- Mabunda Family Trust fails to pay R146 931 in arrears of sectional title levies despite a Magistrate’s Court judgment.
- The court finds trust committed an act of insolvency; provisional sequestration will benefit all creditors.
- Trustees must appear on March 2, 2026, to explain why final sequestration should not be granted.
The Mabunda Family Trust has been placed under provisional sequestration by the Mpumalanga High Court in Mbombela after failing to pay over R146 000 in sectional title levies owed to the Body Corporate of Ashdown Forest, a well-established sectional title scheme in White River.
Acting Judge MB Madavha ruled that the trust committed an act of insolvency, noting its failure to pay a Magistrate’s Court judgment, despite a warrant of execution being issued.
The dispute began in the Magistrate’s Court of Mbombela, where the Body Corporate obtained a judgment for R38 691.12, covering unpaid levies, interest, and costs. The sheriff later issued a nulla bona return, confirming the trust could not satisfy the debt. By the time of the High Court application, the outstanding levies had grown to R146 931.37, prompting the Body Corporate to seek provisional sequestration to protect its interests and those of other creditors.
Trustees’ defences dismissed
The trustees argued that they had paid half of the debt and claimed the trust was financially healthy, with enough immovable assets to meet its obligations. They also stated there was improper service on employees, banks, and SARS, and suggested there were other ways to resolve the issue.
Judge Madavha rejected these defenses, stating: “It is puzzling for the respondents to allege payment has been made but fail to attach proof of the said payment. Be that as it may, the respondents remain indebted to the applicants since the outstanding debt has not been paid.”
Regarding the service issue, the court found: “From the reading of the return of services attached to the application herein, one can clearly note how evasive the second respondent has been in being served… I am therefore satisfied that service has been affected on the interested parties.”
The judgment also clarified that the trust had no employees needing service.

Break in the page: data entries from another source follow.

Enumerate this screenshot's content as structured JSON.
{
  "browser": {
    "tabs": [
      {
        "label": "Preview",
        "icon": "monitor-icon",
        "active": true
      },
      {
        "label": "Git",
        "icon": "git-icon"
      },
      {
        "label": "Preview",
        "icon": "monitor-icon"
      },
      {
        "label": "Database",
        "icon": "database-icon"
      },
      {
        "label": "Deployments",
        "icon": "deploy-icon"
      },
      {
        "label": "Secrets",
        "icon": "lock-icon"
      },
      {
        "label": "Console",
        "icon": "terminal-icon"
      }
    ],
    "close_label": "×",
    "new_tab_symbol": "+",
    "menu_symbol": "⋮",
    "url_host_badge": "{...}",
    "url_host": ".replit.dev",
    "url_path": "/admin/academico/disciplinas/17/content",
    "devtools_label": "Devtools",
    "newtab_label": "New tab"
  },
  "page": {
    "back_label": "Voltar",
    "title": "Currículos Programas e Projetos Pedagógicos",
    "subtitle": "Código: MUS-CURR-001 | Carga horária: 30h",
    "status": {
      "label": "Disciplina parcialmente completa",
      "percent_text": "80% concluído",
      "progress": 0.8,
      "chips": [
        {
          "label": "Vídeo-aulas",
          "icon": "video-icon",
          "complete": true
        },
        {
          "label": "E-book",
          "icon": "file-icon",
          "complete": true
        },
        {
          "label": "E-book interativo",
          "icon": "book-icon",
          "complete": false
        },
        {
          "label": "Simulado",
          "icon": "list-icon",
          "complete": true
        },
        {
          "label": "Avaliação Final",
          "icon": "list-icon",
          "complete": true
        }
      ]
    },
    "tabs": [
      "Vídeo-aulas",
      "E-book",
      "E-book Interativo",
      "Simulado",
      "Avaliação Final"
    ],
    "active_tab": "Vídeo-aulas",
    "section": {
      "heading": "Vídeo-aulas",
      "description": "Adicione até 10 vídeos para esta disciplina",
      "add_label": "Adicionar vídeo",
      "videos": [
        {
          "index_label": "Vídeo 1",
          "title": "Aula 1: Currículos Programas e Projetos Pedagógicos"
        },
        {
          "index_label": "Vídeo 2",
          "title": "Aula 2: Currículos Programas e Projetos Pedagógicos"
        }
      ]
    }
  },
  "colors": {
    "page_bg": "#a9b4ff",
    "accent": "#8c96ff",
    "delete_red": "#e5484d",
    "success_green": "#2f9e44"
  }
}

Legal framework and benefit to creditors
According to sections 9 and 10 of the Insolvency Act 24 of 1936, a court may grant sequestration if the debtor committed an act of insolvency and sequestration would benefit creditors. Judge Madavha emphasised that sequestration serves a collective purpose, quoting the Supreme Court of Appeal: “The purpose and effect of the sequestration process is ‘to bring about a convergence of the claims in an insolvent estate to ensure that it is wound up in an orderly fashion and that the creditors are treated equally.’ It cannot fittingly be described as a mechanism to be used by a creditor to claim a debt due by a debtor to one single creditor.”
The court found that provisional sequestration was appropriate since the trust allegedly holds realisable assets valued at R950 000, which could be fairly distributed among all creditors. Judge Madavha concluded: “I have reason to believe that this provisional sequestration order will be to the advantage of the creditors… the respondent has committed an act of insolvency as contemplated in section 8(b) of the Insolvency Act, by failing to pay the judgment debt and that a nulla bona return of service has been issued, which the respondent does not dispute.”
Provisional sequestration order and next steps
The provisional sequestration order places the Mabunda Family Trust under the control of the Master of the High Court. A rule nisi has been issued, returnable on March 2, 2026, requiring the trustees to explain why a final sequestration order should not be granted.
The rule will be published in the Government Gazette and a local newspaper. The costs of the application will be paid by the sequestrated estate. Judge Madavha stressed that sequestration is meant not to satisfy a single creditor but to protect all creditors collectively, ensuring the orderly management of the insolvent estate.
“A court may grant an application for the sequestration of a debtor’s estate if it is satisfied that the applicant has established a claim… that the debtor committed an act of insolvency or is insolvent, and there is reason to believe that it will be to the advantage of the creditors of the debtor if the estate is sequestrated,” the judgment reads.